LES BLOGUES

Violence familiale: un cas type de «men bashing»

12/12/2013 12:51 EST | Actualisé 10/02/2014 05:12 EST

Du 25 novembre, journée de lutte à la violence faite aux femmes, au 6 décembre, date de la commémoration de la tuerie de Polytechnique, s'est déroulée la neuvaine féministe de dénonciation de la violence faite aux femmes. Une neuvaine vite transformée en campagne de dénigrement systématique envers les hommes. S'agit-il d'un signe des temps, mais il semble que cette propagande s'est faite sur un ton légèrement plus bas cette année, comme si elle passait moins bien, l'esprit critique populaire se développant lentement mais sûrement au fil des ans.

Mais il y a toujours des dérives...

L'une d'elles nous est venue d'Isabelle Maréchal, chroniqueuse au Journal de Montréal, et avait pour titre L'amour qui tue. Vous l'aurez deviné, Mme Maréchal a distribué les rôles selon la tradition féministe victimaire: celui des victimes est allé aux femmes, et celui des prédateurs aux hommes, bien sûr. Impossible de penser différemment. D'ailleurs, tout discours qui ne respecte pas ces paramètres bien définis et si confortables pour un esprit peu investigateur irrite Mme Maréchal. À ce propos, elle écrit :

«Pourquoi, dès qu'il est question d'un père qui a tué ses enfants par "vengeance" contre sa conjointe, faut-il s'empresser de citer les noms des mères infanticides?»
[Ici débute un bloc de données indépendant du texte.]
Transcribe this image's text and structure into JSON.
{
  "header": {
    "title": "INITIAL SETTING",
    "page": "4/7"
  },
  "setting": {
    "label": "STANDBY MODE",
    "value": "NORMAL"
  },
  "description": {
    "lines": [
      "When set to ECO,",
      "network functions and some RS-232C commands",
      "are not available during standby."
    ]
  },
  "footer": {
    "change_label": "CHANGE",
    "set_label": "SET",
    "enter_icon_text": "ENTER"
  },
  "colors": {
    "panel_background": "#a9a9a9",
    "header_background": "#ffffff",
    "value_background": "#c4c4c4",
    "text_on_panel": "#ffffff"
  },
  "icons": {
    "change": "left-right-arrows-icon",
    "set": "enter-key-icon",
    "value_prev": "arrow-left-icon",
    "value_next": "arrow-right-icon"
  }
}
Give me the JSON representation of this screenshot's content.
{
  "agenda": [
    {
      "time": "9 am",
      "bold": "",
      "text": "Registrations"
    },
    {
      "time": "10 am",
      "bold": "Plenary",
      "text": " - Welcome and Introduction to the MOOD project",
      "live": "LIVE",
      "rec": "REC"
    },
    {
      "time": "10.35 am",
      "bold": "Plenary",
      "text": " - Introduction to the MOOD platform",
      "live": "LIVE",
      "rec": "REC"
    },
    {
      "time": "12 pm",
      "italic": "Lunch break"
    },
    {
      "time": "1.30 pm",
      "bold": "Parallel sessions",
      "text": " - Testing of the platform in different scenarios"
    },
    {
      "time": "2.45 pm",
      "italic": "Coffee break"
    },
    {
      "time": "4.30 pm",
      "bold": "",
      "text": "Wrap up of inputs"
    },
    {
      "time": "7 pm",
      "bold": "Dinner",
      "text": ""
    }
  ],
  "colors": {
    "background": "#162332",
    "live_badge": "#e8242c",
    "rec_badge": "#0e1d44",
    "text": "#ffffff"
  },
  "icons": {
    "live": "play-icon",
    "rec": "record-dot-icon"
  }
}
Parce que ces noms correspondent à des personnes de sexe féminin qui ont tué leur enfant. Ils contribuent à donner un visage «humain» à la violence au féminin et à briser un tabou ainsi qu'un stéréotype.

Au fait, le terme infanticide désigne spécifiquement le meurtre du nouveau-né. Dans la majorité des cas, c'est la mère qui tue. Selon Statistique Canada, «il y a infanticide lorsqu'une femme cause volontairement la mort de son nouveau-né (nourrisson de moins de un an), si l'on croit que son esprit est alors déséquilibré en raison des effets de l'accouchement ou de la lactation.» Soulignons que la cruauté, l'insensibilité ou la démence ne sont pas envisagées ici, malgré les dépêches qui nous parviennent des quatre coins du monde.
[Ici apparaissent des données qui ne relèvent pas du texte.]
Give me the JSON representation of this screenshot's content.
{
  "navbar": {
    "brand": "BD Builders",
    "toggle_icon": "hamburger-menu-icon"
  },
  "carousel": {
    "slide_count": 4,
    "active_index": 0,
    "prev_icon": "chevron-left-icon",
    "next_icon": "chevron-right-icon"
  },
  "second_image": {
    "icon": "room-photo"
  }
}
Plus étonnant encore, il n'existe aucun moyen de connaître auprès de Statistique Canada la proportion d'hommes et des femmes coupables d'infanticides ou de meurtres d'enfants. Ayant constaté ce vide, j'ai directement adressé à cet organisme une demande d'information dans ce sens. On m'a répondu ceci :

«Vous trouverez dans le tableau CANSIM 252-0051 des statistiques des crimes fondés sur l'affaire par infractions détaillées, incluant des données sur l'infanticide. (...) Les données de ce tableau ne sont toutefois pas disponibles par sexe de l'accusé.»

«De plus, le tableau CANSIM 252-0053 présente de l'information sur le nombre de causes et d'accusations aux tribunaux de juridiction criminelle pour adultes. Les données de ce tableau sont disponibles par sexe et groupe d'âge de l'accusé. Toutefois, les données ne sont pas disponibles spécifiquement pour l'infanticide et le meurtre d'enfants.»
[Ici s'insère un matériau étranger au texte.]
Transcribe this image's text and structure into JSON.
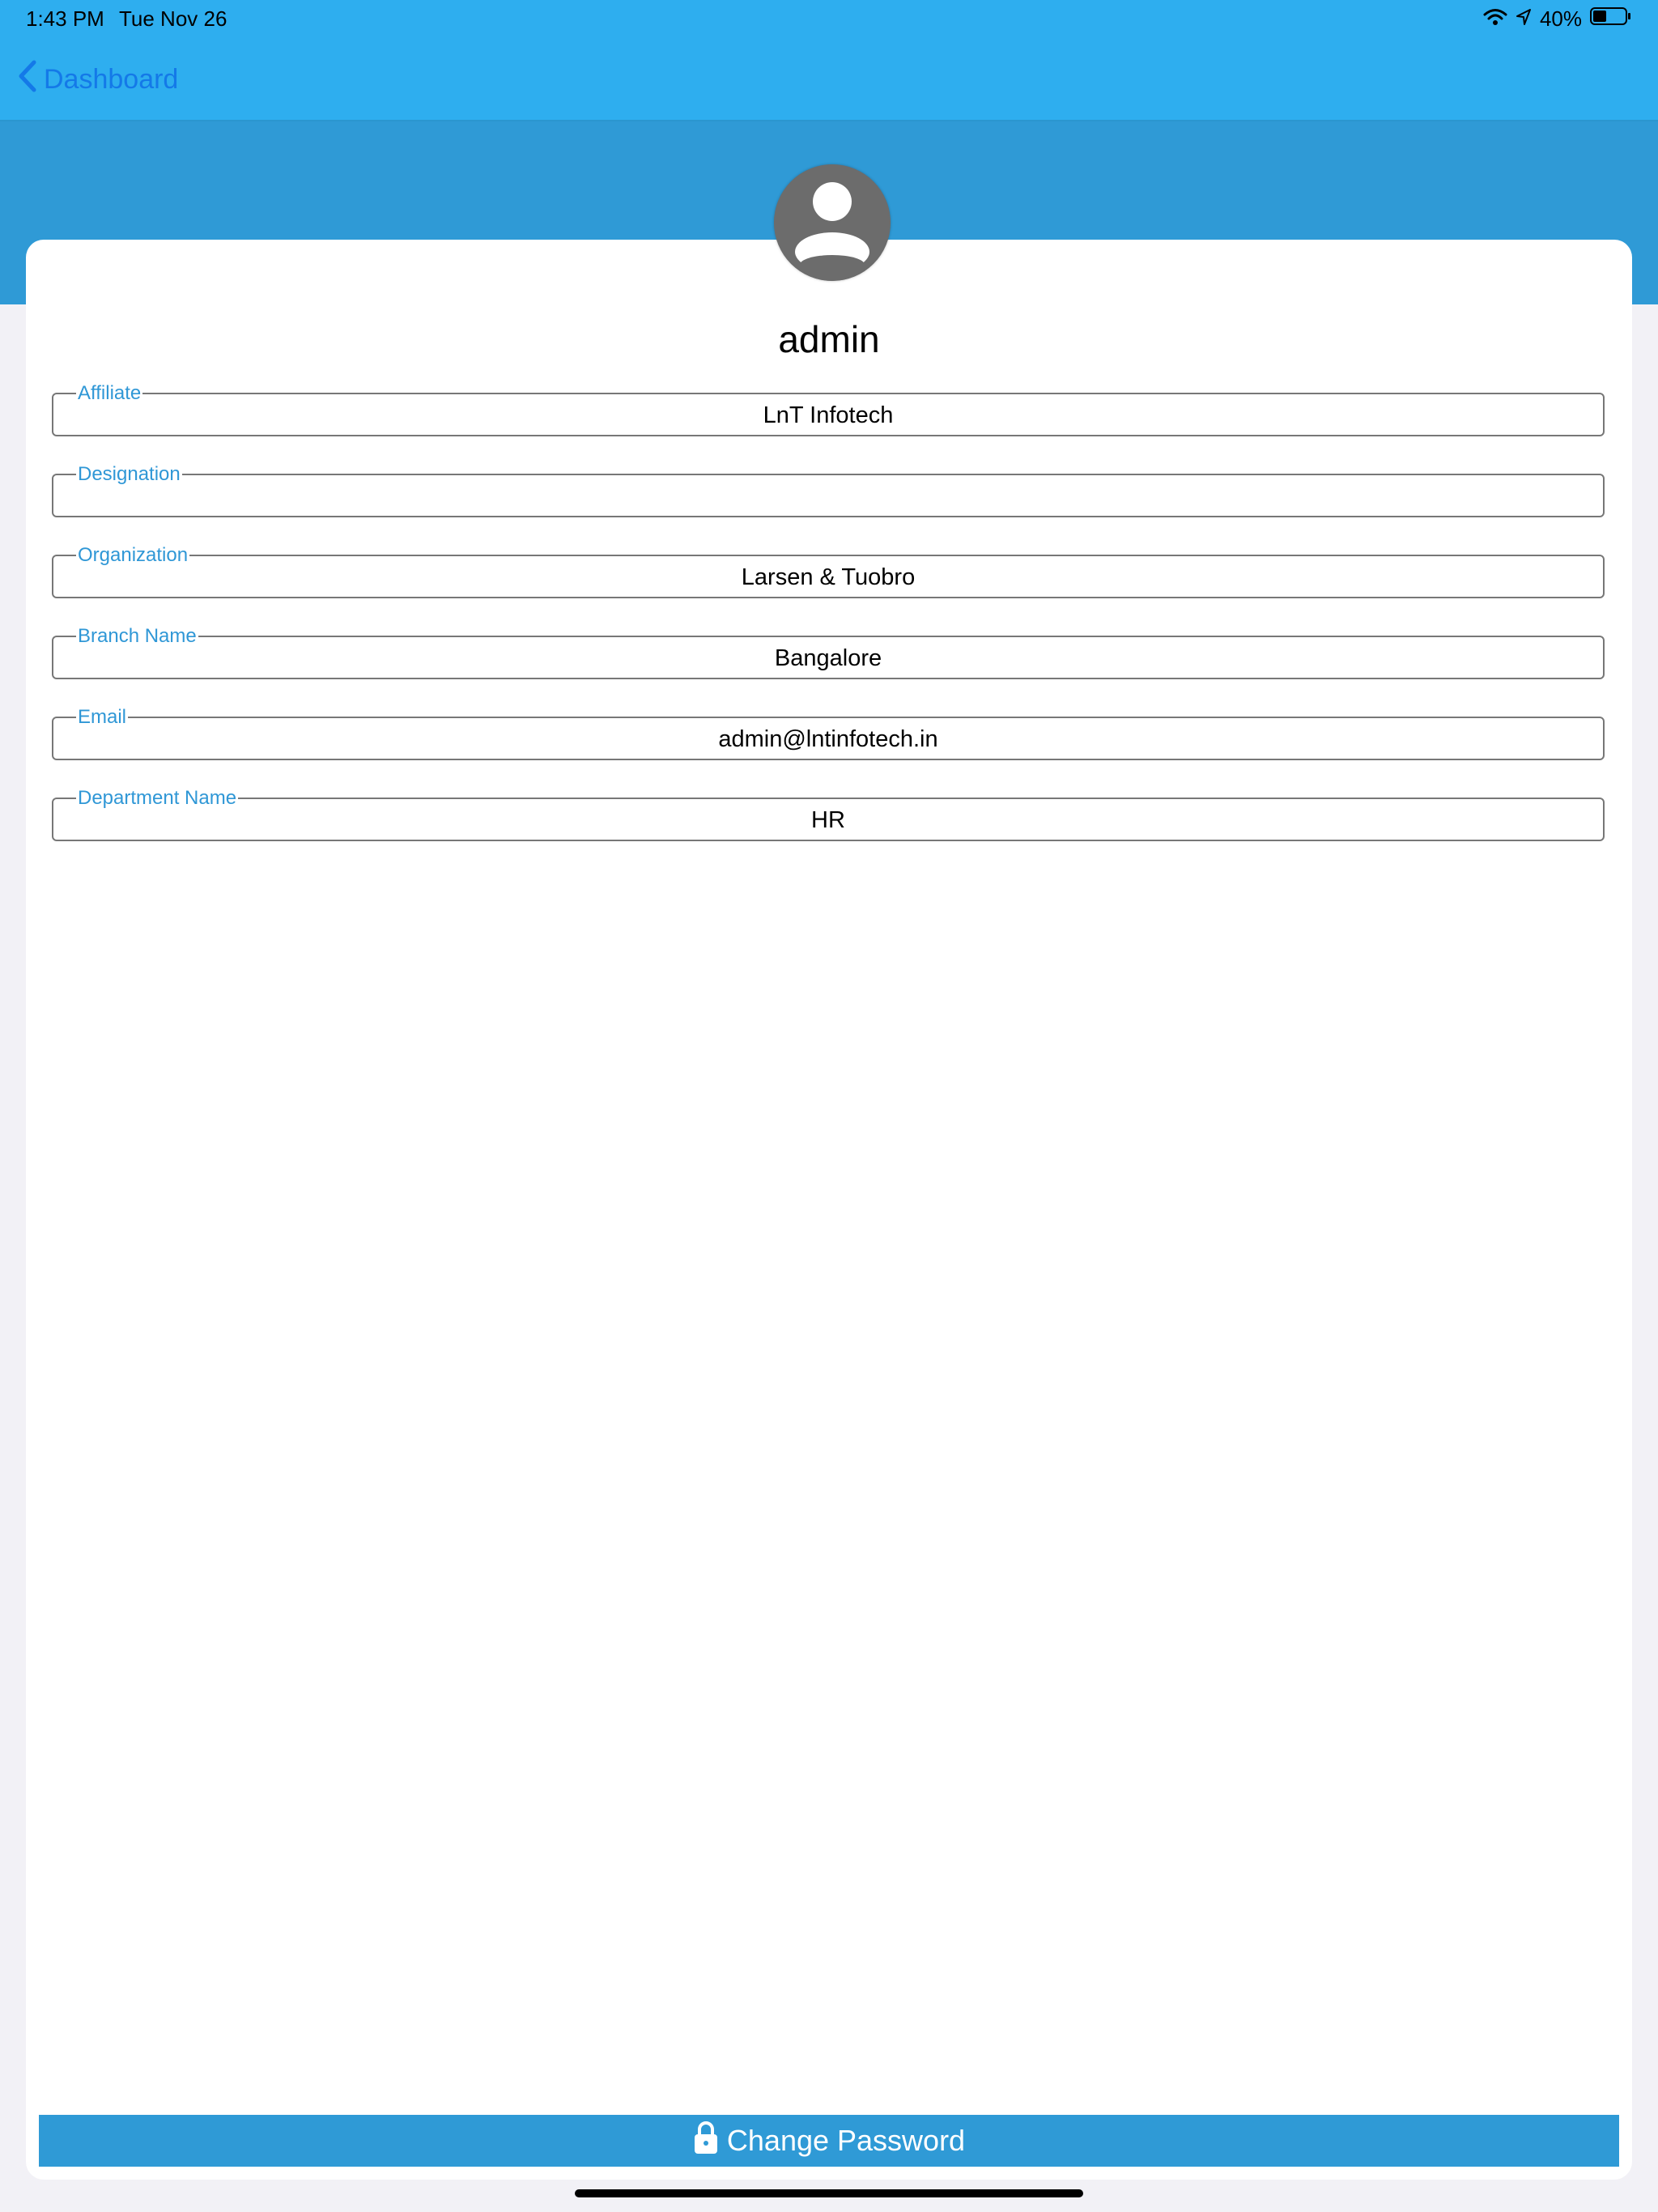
{
  "status_bar": {
    "time": "1:43 PM",
    "date": "Tue Nov 26",
    "battery": "40%",
    "wifi_icon": "wifi-icon",
    "location_icon": "location-arrow-icon",
    "battery_icon": "battery-icon"
  },
  "nav": {
    "back_label": "Dashboard",
    "back_icon": "chevron-left-icon"
  },
  "profile": {
    "avatar_icon": "user-avatar-icon",
    "username": "admin"
  },
  "fields": [
    {
      "label": "Affiliate",
      "value": "LnT Infotech"
    },
    {
      "label": "Designation",
      "value": ""
    },
    {
      "label": "Organization",
      "value": "Larsen & Tuobro"
    },
    {
      "label": "Branch Name",
      "value": "Bangalore"
    },
    {
      "label": "Email",
      "value": "admin@lntinfotech.in"
    },
    {
      "label": "Department Name",
      "value": "HR"
    }
  ],
  "actions": {
    "change_password_label": "Change Password",
    "lock_icon": "lock-icon"
  },
  "colors": {
    "nav_blue": "#2eaeef",
    "header_blue": "#2f9ad6",
    "link_blue": "#1479e8",
    "label_blue": "#2f97d6",
    "avatar_gray": "#6c6c6c",
    "background": "#f2f1f6"
  }
}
À défaut, donc, de savoir leur pourcentage, il faut connaître les noms de ces meurtrières - oui, «meurtrier» se féminise - à cause de bien-pensants trop nombreux pour qui la violence doit rester un phénomène essentiellement masculin, malgré l'abondance de documentation qui démontre la responsabilité féminine.

Mme Maréchal poursuit, toujours indignée contre la progression populaire d'un discernement nuancé sur le phénomène de la violence familiale:

«Pourquoi, chaque fois qu'il est question de violence conjugale, y a-t-il quelqu'un qui croit bon de rappeler que les hommes aussi en sont victimes? Que les femmes ne sont pas les seules à "manger des claques"?»

Parce qu'il est nécessaire de rappeler que les hommes aussi en sont victimes et que les femmes ne sont pas les seules à manger des claques». La réponse n'était-elle pas contenue dans la question? Dénoncer là encore le tabou de la femme violente et de l'homme victime, ça ne contribuerait pas à aider les unes comme les autres à briser leur isolement et à surmonter leur problème?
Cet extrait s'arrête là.